Offering frequent news and analysis from the majestic Evergreen State and beyond, The Cascadia Advocate is the Northwest Progressive Institute's unconventional perspective on world, national, and local politics.

Monday, September 25, 2006

Clinton, Wallace, Olbermann

I just reminded myself why I don't watch a lot of TV news.

President Clinton's smackdown of Fox News' Chris Wallace yesterday is all over the news, of course, but not having seen clips of it, I figured I'd check out “The Most Trusted Name In News” to see what was up.

So I watched a segment of CNN's Paula Zahn Now. With remarkable effort, she tried to get James Carville and Paul Begala to admit that Clinton's response to Wallace was a calculated ploy to stir up the Democrats before the election.

Timing, don'cha know.

I wish I could properly convey the vibrating glee Paula showed during the exchange. The smirking, the impatience with their answers, the insistence of a political motive.
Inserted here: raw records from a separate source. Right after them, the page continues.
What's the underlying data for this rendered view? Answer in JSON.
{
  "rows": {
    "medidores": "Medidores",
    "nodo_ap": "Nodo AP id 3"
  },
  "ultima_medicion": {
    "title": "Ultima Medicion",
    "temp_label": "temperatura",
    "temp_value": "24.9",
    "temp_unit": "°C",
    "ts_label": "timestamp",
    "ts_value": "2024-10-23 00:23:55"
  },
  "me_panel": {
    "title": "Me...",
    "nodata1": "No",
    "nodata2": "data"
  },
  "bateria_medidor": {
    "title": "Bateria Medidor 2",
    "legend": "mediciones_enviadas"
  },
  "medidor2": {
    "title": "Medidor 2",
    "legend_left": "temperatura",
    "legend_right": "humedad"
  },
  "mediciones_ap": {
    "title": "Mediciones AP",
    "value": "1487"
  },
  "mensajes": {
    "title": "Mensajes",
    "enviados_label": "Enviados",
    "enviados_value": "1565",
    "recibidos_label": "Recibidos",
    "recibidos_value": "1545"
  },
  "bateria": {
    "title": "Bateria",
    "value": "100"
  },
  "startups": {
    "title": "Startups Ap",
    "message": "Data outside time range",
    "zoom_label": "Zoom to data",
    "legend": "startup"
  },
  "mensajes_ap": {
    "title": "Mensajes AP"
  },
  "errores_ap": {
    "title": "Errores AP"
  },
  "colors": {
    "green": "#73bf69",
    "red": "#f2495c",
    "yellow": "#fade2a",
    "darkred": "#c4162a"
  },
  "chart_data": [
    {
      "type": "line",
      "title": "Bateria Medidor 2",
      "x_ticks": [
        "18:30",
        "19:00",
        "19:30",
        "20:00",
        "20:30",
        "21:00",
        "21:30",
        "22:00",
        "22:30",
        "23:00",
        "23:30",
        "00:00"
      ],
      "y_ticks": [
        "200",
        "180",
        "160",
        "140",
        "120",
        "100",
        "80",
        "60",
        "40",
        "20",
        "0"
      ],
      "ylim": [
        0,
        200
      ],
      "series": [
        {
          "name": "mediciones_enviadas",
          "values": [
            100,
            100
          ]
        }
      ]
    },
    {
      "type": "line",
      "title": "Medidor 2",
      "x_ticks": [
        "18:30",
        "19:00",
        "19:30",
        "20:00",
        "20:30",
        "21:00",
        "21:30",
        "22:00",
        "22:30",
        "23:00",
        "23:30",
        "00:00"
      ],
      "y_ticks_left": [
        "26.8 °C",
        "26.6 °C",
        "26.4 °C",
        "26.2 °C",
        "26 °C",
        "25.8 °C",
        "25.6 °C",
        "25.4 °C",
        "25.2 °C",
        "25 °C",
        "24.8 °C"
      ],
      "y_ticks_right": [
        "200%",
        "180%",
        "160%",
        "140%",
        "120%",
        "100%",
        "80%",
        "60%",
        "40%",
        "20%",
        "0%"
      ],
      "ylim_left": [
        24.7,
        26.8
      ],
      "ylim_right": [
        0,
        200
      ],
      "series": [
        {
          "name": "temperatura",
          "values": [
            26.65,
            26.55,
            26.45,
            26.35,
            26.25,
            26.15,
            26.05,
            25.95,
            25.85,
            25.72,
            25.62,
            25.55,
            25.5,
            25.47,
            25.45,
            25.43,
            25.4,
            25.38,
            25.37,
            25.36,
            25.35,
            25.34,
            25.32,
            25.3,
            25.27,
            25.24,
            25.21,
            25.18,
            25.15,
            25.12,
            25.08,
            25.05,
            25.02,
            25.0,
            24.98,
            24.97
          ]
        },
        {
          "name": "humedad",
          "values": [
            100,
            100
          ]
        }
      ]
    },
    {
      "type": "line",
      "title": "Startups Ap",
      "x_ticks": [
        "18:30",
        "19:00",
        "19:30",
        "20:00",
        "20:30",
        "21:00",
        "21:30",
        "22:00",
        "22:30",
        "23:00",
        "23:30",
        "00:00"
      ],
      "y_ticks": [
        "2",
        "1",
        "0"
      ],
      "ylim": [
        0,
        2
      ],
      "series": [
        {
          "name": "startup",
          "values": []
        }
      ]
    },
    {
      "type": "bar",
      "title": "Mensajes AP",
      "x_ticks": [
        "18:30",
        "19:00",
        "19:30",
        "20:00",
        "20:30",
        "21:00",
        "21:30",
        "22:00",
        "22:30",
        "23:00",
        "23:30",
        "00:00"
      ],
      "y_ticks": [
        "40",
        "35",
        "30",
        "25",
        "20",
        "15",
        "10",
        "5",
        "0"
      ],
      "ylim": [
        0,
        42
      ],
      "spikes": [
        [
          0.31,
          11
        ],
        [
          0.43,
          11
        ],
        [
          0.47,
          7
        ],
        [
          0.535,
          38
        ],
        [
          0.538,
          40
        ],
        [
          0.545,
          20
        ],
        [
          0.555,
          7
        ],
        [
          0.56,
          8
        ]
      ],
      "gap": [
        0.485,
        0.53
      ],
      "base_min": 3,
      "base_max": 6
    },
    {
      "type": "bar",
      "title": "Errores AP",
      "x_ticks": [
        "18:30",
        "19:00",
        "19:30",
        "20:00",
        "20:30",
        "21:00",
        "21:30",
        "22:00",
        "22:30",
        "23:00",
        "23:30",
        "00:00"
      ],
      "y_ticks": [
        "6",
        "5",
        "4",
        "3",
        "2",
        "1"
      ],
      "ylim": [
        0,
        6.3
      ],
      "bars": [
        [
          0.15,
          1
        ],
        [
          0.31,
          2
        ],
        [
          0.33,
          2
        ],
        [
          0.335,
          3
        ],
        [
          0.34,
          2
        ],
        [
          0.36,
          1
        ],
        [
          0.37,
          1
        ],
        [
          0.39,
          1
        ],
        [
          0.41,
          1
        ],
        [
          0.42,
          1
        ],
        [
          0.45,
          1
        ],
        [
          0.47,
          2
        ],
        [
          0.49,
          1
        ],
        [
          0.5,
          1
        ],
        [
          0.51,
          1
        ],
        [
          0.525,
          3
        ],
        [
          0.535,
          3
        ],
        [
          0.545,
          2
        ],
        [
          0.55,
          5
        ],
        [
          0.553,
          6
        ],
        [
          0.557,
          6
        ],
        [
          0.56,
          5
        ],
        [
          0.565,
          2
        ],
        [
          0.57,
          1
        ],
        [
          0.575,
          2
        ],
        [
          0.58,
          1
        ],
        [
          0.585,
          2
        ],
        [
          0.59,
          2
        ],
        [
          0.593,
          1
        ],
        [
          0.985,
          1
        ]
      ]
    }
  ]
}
Truly bile-inducing.

Fortunately, Carville and Begala were having none of it. Both essentially said his response was appropriate, and that if it stirred up the Democratic base, fine. But it certainly wasn't his primary objective.

But this is what news has become. The bias is so pervasive, it's hard to remember what news should be. For a glimpse of that, I watched the last half-hour of Keith Olbermann's Countdown. Sure, there was some silly stuff--the “Oddball” segment, and the bit about “kung fu racecar drivers.” A break from the morbidity, I suppose.

Then he got down to Number One, his take on the Wallace/Clinton interview. Olbermann's analysis was so thorough and so lucid, I had to remind myself I was watching cable news. For those last ten minutes or so, I really found some hope for television journalism.

That hope is still tempered by the lack of a Fairness Doctrine, but I found myself wondering, if Keith Olbermann can do it on MSNBC in 2006—provide a counterbalance to the histrionics of the Right—maybe others might see the wisdom in following his example.

I can dream.

As for the Clinton interview, I hope Olbermann was right: Our former President basically gave us (Democrats) the green light to call the current President's bluff on terrorism, the Republican cornerstone of this election cycle. We should step up to that challenge.

He said, essentially, you're not going to blame this one on me. This guy was in office for eight months prior to 9/11/01, and he did nothing about bin Laden or terrorism. I tried, I failed, but I did try. Bush did not try.

And wasn't it nice to have somebody respond in an impassioned, forceful, articulate way to a right-wing sniper? We may have to thank Chris Wallace after all, if Olbermann turns out to be right.

For my part, I'll still rely on the few dozen RSS feeds I have for news, plus my local paper and a few magazine subscriptions. At least until we have more Keith Olbermanns out there.